The murine IL-3 dependent 32D cell line was provided by Dr. J. Greenberger, University of Pittsburgh Medical School (Pittsburgh, PA). 32D cells were maintained in RPMI 1640 plus 15% heat-inactivated FBS and 15% conditioned medium from the murine myelomonocytic cell line WEHI-3B as a source of crude IL-3 (17). Purified IL-3 was a gift from Amgen, Inc. (Thousand Oaks, CA). Cells were cultured at 37°C in a 5% CO₂ atmosphere and were maintained at a cell density of 0.5 x 10⁶ cells/ml. Murine stem cell lines CCE and D3 were obtained from American Type Culture Collection (Rockville, MD) and cultured in DMEM supplemented with 10% FCS and 1000 U/ml of leukemia inhibitory factor (Life Technologies, Grand Island, NY).

Agar colony assays

Cultures of 32D cells were conducted as described by Metcalf (18).

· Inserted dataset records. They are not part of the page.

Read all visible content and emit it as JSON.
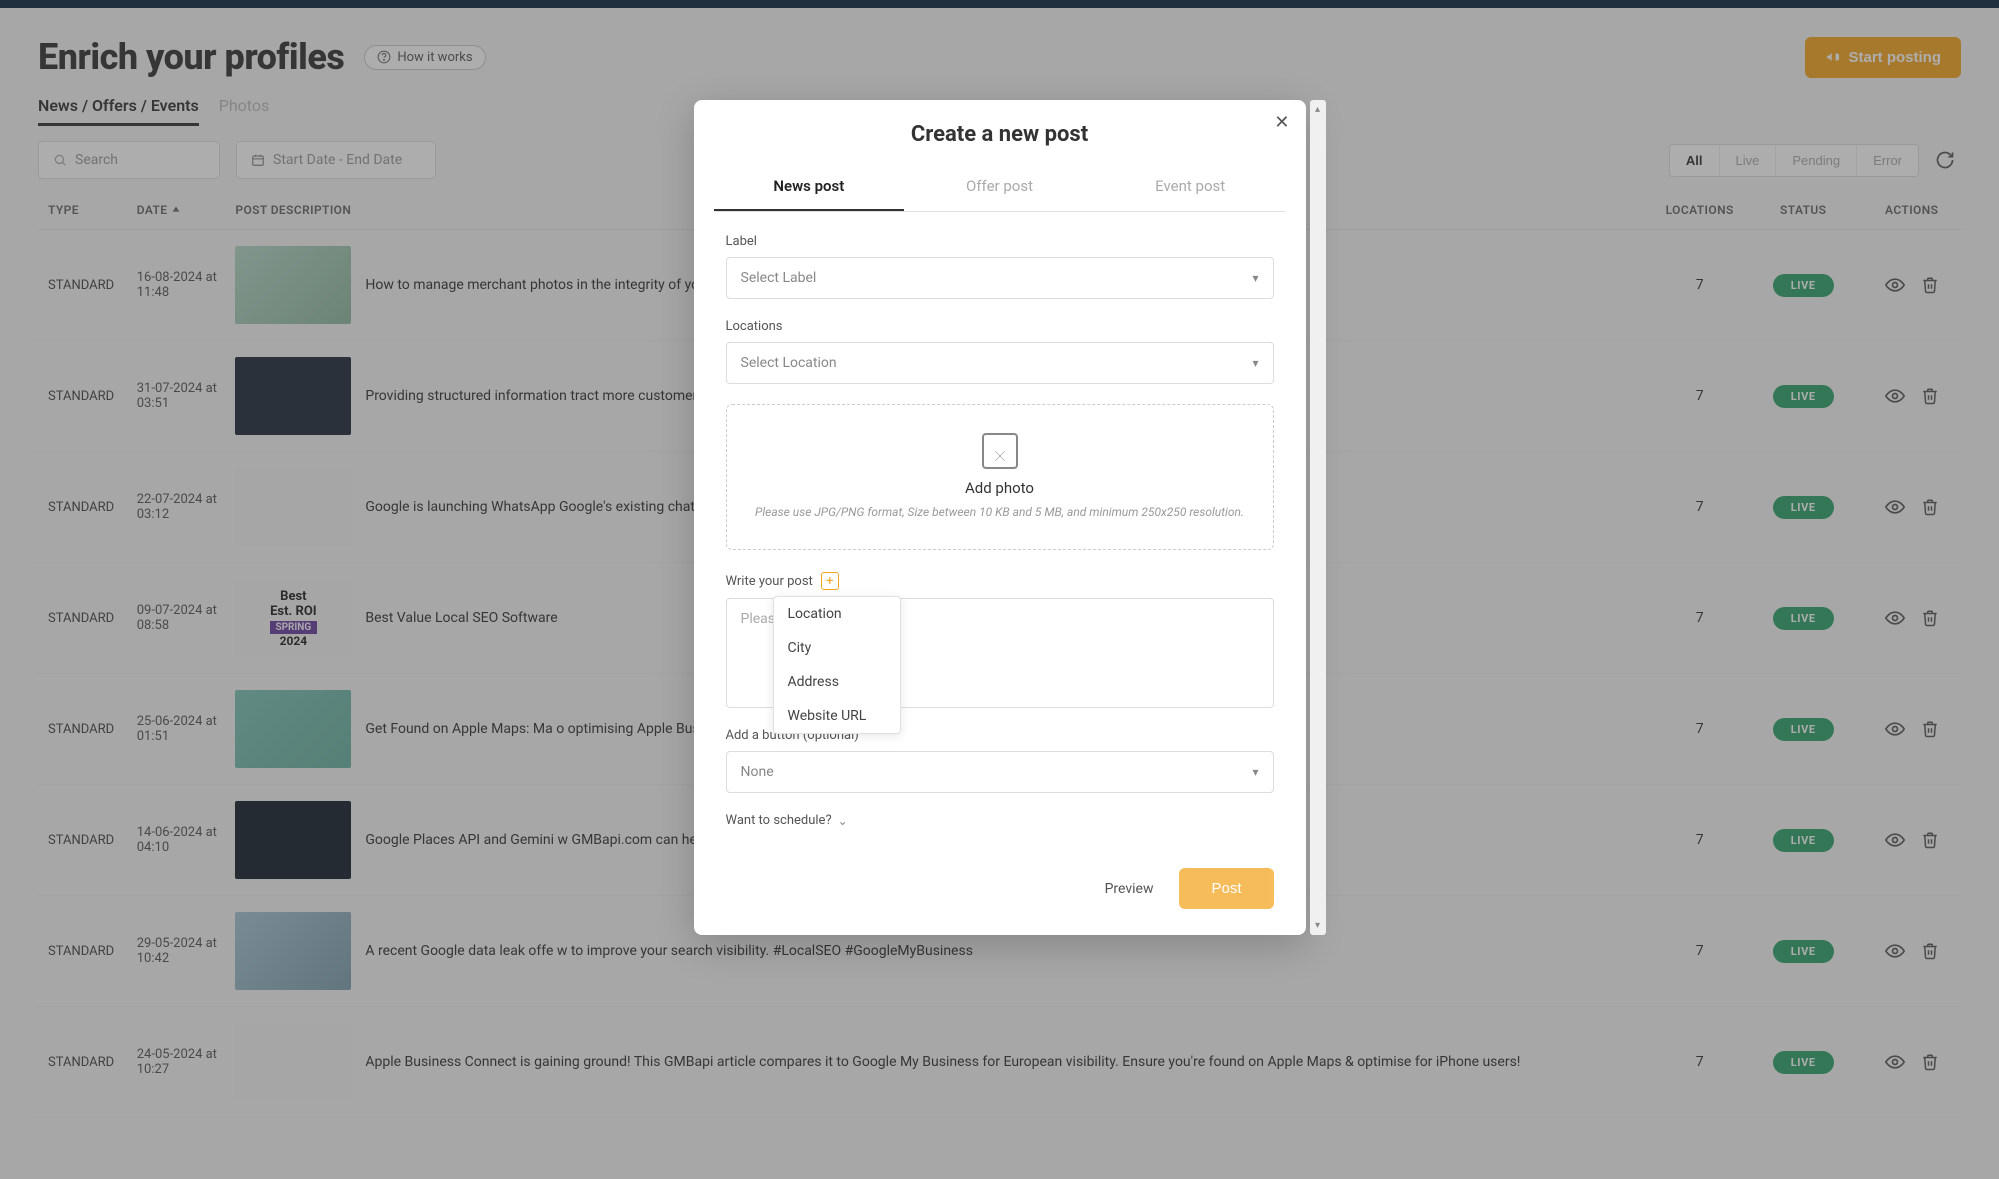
{
  "header": {
    "title": "Enrich your profiles",
    "how_it_works": "How it works",
    "start_posting": "Start posting"
  },
  "main_tabs": {
    "news_offers_events": "News / Offers / Events",
    "photos": "Photos"
  },
  "toolbar": {
    "search_placeholder": "Search",
    "date_range": "Start Date  -  End Date",
    "filters": {
      "all": "All",
      "live": "Live",
      "pending": "Pending",
      "error": "Error"
    }
  },
  "table": {
    "headers": {
      "type": "TYPE",
      "date": "DATE",
      "post_description": "POST DESCRIPTION",
      "locations": "LOCATIONS",
      "status": "STATUS",
      "actions": "ACTIONS"
    },
    "rows": [
      {
        "type": "STANDARD",
        "date": "16-08-2024 at 11:48",
        "desc": "How to manage merchant photos in the integrity of your brand's visual identity",
        "locations": "7",
        "status": "LIVE",
        "thumb": "t1"
      },
      {
        "type": "STANDARD",
        "date": "31-07-2024 at 03:51",
        "desc": "Providing structured information tract more customers to each location.",
        "locations": "7",
        "status": "LIVE",
        "thumb": "t2"
      },
      {
        "type": "STANDARD",
        "date": "22-07-2024 at 03:12",
        "desc": "Google is launching WhatsApp Google's existing chat feature",
        "locations": "7",
        "status": "LIVE",
        "thumb": "t3"
      },
      {
        "type": "STANDARD",
        "date": "09-07-2024 at 08:58",
        "desc": "Best Value Local SEO Software",
        "locations": "7",
        "status": "LIVE",
        "thumb": "t4"
      },
      {
        "type": "STANDARD",
        "date": "25-06-2024 at 01:51",
        "desc": "Get Found on Apple Maps: Ma o optimising Apple Business Connect categories to boost local visibility. #AppleMa",
        "locations": "7",
        "status": "LIVE",
        "thumb": "t5"
      },
      {
        "type": "STANDARD",
        "date": "14-06-2024 at 04:10",
        "desc": "Google Places API and Gemini w GMBapi.com can help you leverage this for better local SEO! #localseo #googlemybus",
        "locations": "7",
        "status": "LIVE",
        "thumb": "t6"
      },
      {
        "type": "STANDARD",
        "date": "29-05-2024 at 10:42",
        "desc": "A recent Google data leak offe w to improve your search visibility. #LocalSEO #GoogleMyBusiness",
        "locations": "7",
        "status": "LIVE",
        "thumb": "t7"
      },
      {
        "type": "STANDARD",
        "date": "24-05-2024 at 10:27",
        "desc": "Apple Business Connect is gaining ground! This GMBapi article compares it to Google My Business for European visibility. Ensure you're found on Apple Maps & optimise for iPhone users!",
        "locations": "7",
        "status": "LIVE",
        "thumb": "t8"
      }
    ]
  },
  "thumb4": {
    "best": "Best",
    "est_roi": "Est. ROI",
    "spring": "SPRING",
    "year": "2024"
  },
  "modal": {
    "title": "Create a new post",
    "tabs": {
      "news": "News post",
      "offer": "Offer post",
      "event": "Event post"
    },
    "label_field": "Label",
    "select_label": "Select Label",
    "locations_field": "Locations",
    "select_location": "Select Location",
    "add_photo": "Add photo",
    "photo_hint": "Please use JPG/PNG format, Size between 10 KB and 5 MB, and minimum 250x250 resolution.",
    "write_label": "Write your post",
    "textarea_placeholder": "Please",
    "add_button": "Add a button (optional)",
    "none": "None",
    "schedule": "Want to schedule?",
    "preview": "Preview",
    "post": "Post",
    "insert_options": {
      "location": "Location",
      "city": "City",
      "address": "Address",
      "website": "Website URL"
    }
  }
}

In brief, 300 cells were seeded in 35-mm petri dishes containing 1 ml of Iscove’s modified Dulbecco’s medium supplemented with 10% heat-inactivated FBS, 0.3% agar and IL-3, or 10% conditioned medium from the cell line WEHI-3B. Chemokines resuspended in PBS or an equal volume of PBS were added to the empty culture dish before addition of the cell suspension in agar medium. Colonies were scored on days 7 and 14 of culture.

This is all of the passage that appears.